Seth Herd comments on Conflating value alignment and intent alignment is causing confusion

Seth Herd 10 Sep 2024 19:16 UTC
4 points
0
I just finished reading all of those links. I was familiar with Roger Dearnaleys’ proposal of synthetic data for alignment but not Beren Millidge’s. It’s a solid suggestion that I’ve added to my list of likely stacked alignment approaches, but not fully thought through. It does seem to have a higher tax/effort than the methods so I’m not sure we’ll get around to it before real AGI. But it doesn’t seem unlikely either.
I got caught up reading the top comment thread above the Turntrout/Wentworth exchange you linked. I’d somehow missed that by being off-grid when the excellent All the Shoggoths Merely Players came out. It’s my nomination for SOTA of the current alignment difficulty discussion.
I very much agree that we get to influence the path to coherent autonomous AGI. I think we’ll probably succeed in making aligned AGI- but then quite possibly tragically extinct ourselves with standard human combativeness/paranoia or foolishness—If we solve alignment, do we die anyway?
I think you’ve read that and we’ve had a discussion there, but I’m leaving that link here as the next step in this discussion now that we’ve reached approximate convergence.
- Noosphere89 10 Sep 2024 19:37 UTC
  2 points
  0
  Parent
  I just finished reading all of those links. I was familiar with Roger Dearnaleys’ proposal of synthetic data for alignment but not Beren Millidge’s. It’s a solid suggestion that I’ve added to my list of likely stacked alignment approaches, but not fully thought through. It does seem to have a higher tax/effort than the methods so I’m not sure we’ll get around to it before real AGI. But it doesn’t seem unlikely either.
  I agree it has a higher tax rate than RLHF, but to make the case for lower tax rates than people think, it’s because synthetic data will likely be a huge part of what makes AGI into ASI, as models require a lot of data, and synthetic data is a potentially huge industry in futures where AI progress is very high, because the amount of human data is both way too limiting for future AIs, and probably doesn’t show superhuman behavior like we want from LLMs/RL.
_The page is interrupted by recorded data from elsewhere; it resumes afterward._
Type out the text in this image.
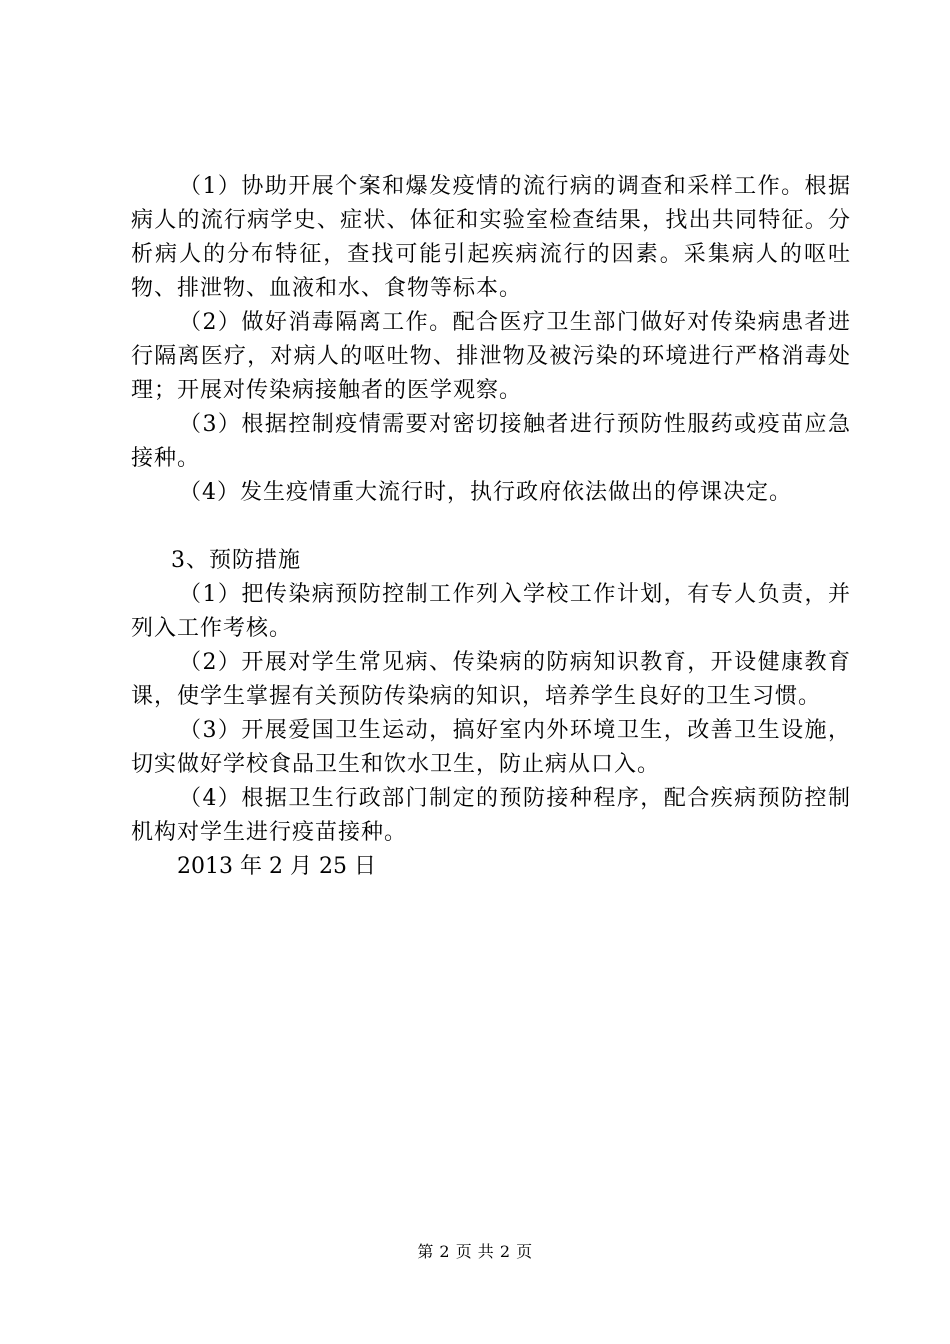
（1）协助开展个案和爆发疫情的流行病的调查和采样工作。根据病人的流行病学史、症状、体征和实验室检查结果，找出共同特征。分析病人的分布特征，查找可能引起疾病流行的因素。采集病人的呕吐物、排泄物、血液和水、食物等标本。

（2）做好消毒隔离工作。配合医疗卫生部门做好对传染病患者进行隔离医疗，对病人的呕吐物、排泄物及被污染的环境进行严格消毒处理；开展对传染病接触者的医学观察。

（3）根据控制疫情需要对密切接触者进行预防性服药或疫苗应急接种。

（4）发生疫情重大流行时，执行政府依法做出的停课决定。

3、预防措施

（1）把传染病预防控制工作列入学校工作计划，有专人负责，并列入工作考核。

（2）开展对学生常见病、传染病的防病知识教育，开设健康教育课，使学生掌握有关预防传染病的知识，培养学生良好的卫生习惯。

（3）开展爱国卫生运动，搞好室内外环境卫生，改善卫生设施，切实做好学校食品卫生和饮水卫生，防止病从口入。

（4）根据卫生行政部门制定的预防接种程序，配合疾病预防控制机构对学生进行疫苗接种。

2013 年 2 月 25 日

第 2 页 共 2 页
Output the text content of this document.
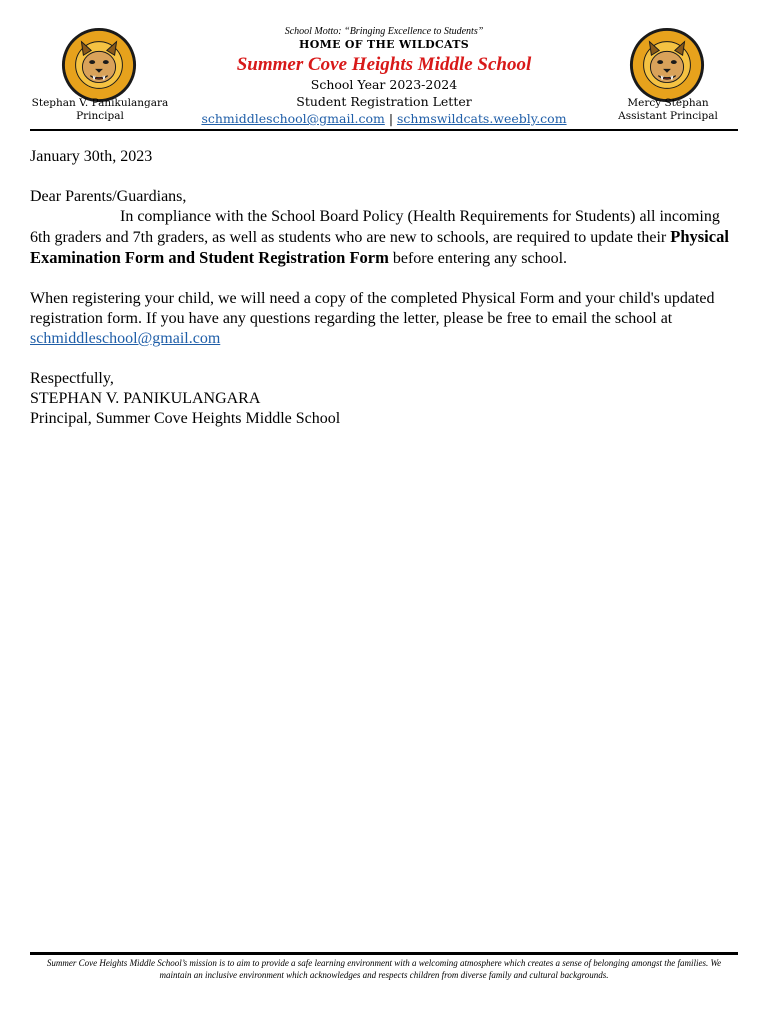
Stephan V. Panikulangara
Principal
Mercy Stephan
Assistant Principal
School Motto: “Bringing Excellence to Students”
HOME OF THE WILDCATS
Summer Cove Heights Middle School
School Year 2023-2024
Student Registration Letter
schmiddleschool@gmail.com | schmswildcats.weebly.com

January 30th, 2023

Dear Parents/Guardians,

In compliance with the School Board Policy (Health Requirements for Students) all incoming 6th graders and 7th graders, as well as students who are new to schools, are required to update their Physical Examination Form and Student Registration Form before entering any school.

When registering your child, we will need a copy of the completed Physical Form and your child's updated registration form. If you have any questions regarding the letter, please be free to email the school at schmiddleschool@gmail.com

Respectfully,

STEPHAN V. PANIKULANGARA

Principal, Summer Cove Heights Middle School

Summer Cove Heights Middle School’s mission is to aim to provide a safe learning environment with a welcoming atmosphere which creates a sense of belonging amongst the families. We maintain an inclusive environment which acknowledges and respects children from diverse family and cultural backgrounds.
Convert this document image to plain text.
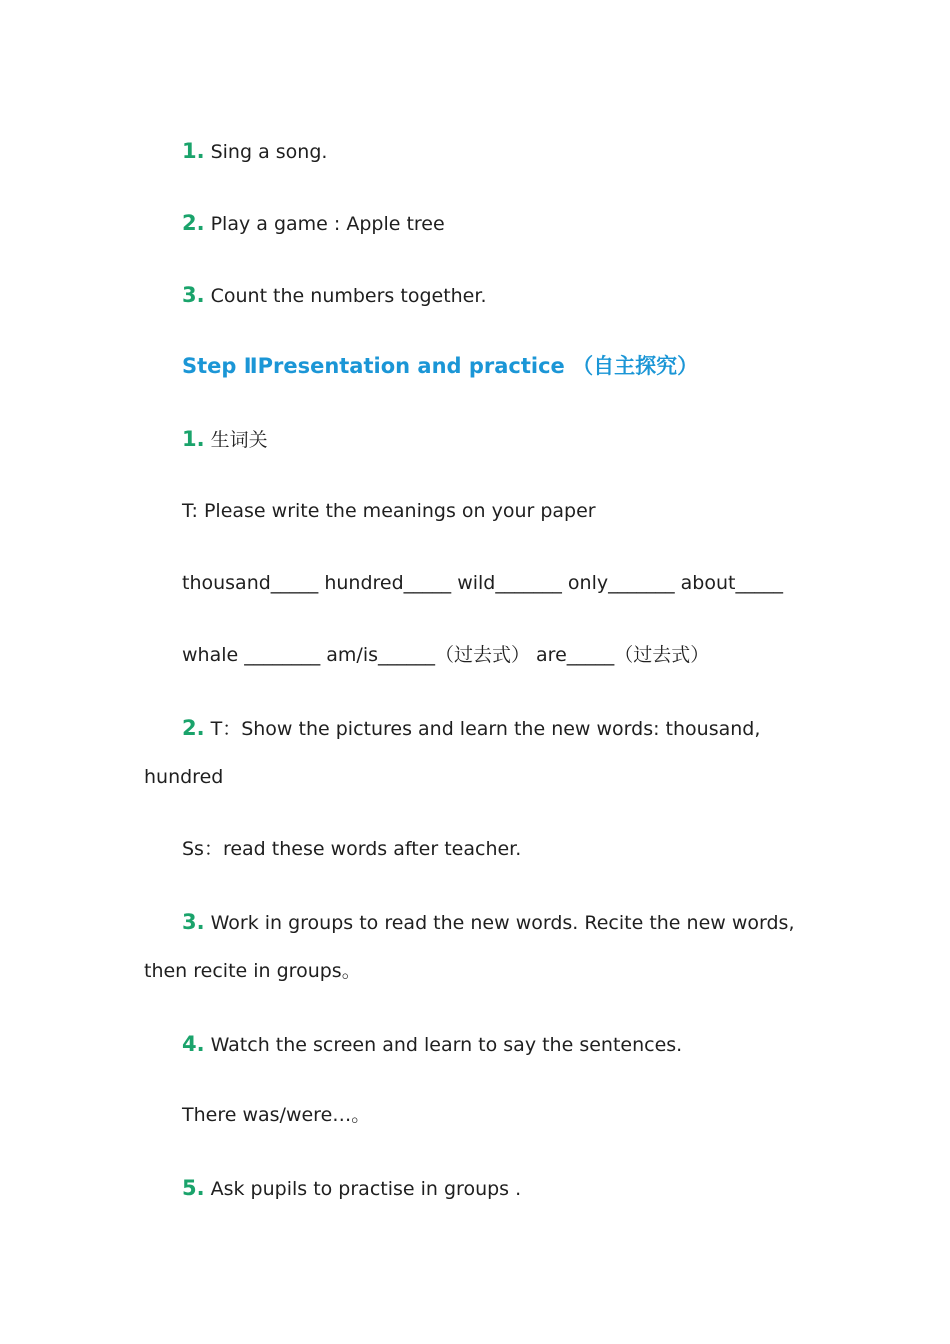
1. Sing a song.
2. Play a game : Apple tree
3. Count the numbers together.
Step ⅡPresentation and practice （自主探究）
1. 生词关
T: Please write the meanings on your paper
thousand_____ hundred_____ wild_______ only_______ about_____
whale ________ am/is______（过去式） are_____（过去式）
2. T：Show the pictures and learn the new words: thousand,
hundred
Ss：read these words after teacher.
3. Work in groups to read the new words. Recite the new words,
then recite in groups。
4. Watch the screen and learn to say the sentences.
There was/were…。
5. Ask pupils to practise in groups .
  Thus huge amounts of synthetic data will be heavily used as part of capabilities progress, meaning we can incentivize them to also put alignment data in the synthetic data.
  I very much agree that we get to influence the path to coherent autonomous AGI. I think we’ll probably succeed in making aligned AGI- but then quite possibly tragically extinct ourselves with standard human combativeness/paranoia or foolishness—If we solve alignment, do we die anyway?
  This is why I think we will need to use targeted removals of capabilities like LEACE combined with using synthetic data to remove infohazardous knowledge, combined with not open-weighting/open-sourcing models as AIs get more capable and only allowing controlled API use.
  Here’s the LEACE paper and code:
  https://github.com/EleutherAI/concept-erasure/pull/2
  https://github.com/EleutherAI/concept-erasure
  https://github.com/EleutherAI/concept-erasure/releases/tag/v0.2.0
  https://arxiv.org/abs/2306.03819
  https://blog.eleuther.ai/oracle-leace
  I’ll reread that post again.
  - Seth Herd 10 Sep 2024 22:26 UTC
    2 points
    0
    Parent
    Agreed on the capabilities advantages of synthetic data; so it might not be much of a tax at all to mix in some alignment.
    I don’t think removing infohazardous knowledge will work all the way into dangerous AGI, but I don’t think it has to—there’s a whole suite of other alignment techniques for language model agents that should suffice together.
    Keeping a superintelligence ignorant of certain concepts sounds impossible. Even a “real AGI” of the type I expect soon will be able to reason and learn, causing it to rapidly rediscover any concepts you’ve carefully left out of the training set. Leaving out this relatively easy capability (to reason and learn online) will hurt capabilities, so you’d have a huge uphill battle in keeping it out of deployed AGI. At least one current projects have already accomplished limited (but impressive) forms of this as part of their strategy to create useful LM agents. So I don’t think it’s getting rolled back or left out.
    - Noosphere89 10 Sep 2024 22:39 UTC
      4 points
      0
      Parent
      I agree with you that there are probably better methods to handle the misuse risk, and note I also pointed out them as options, not exactly guarantees.
      
      And yeah, I agree with this specifically:
      
      but I don’t think it has to—there’s a whole suite of other alignment techniques for language model agents that should suffice together.
      
      Thanks for mentioning that.
      
      Now that I think about it, I agree that it’s only a stop gap for misuse, and yeah if there is even limited generalization ability, I agree that LLMs will be able to rediscover dangerous knowledge, so we will need to make LLMs that don’t let users completely make bio-weapons for example.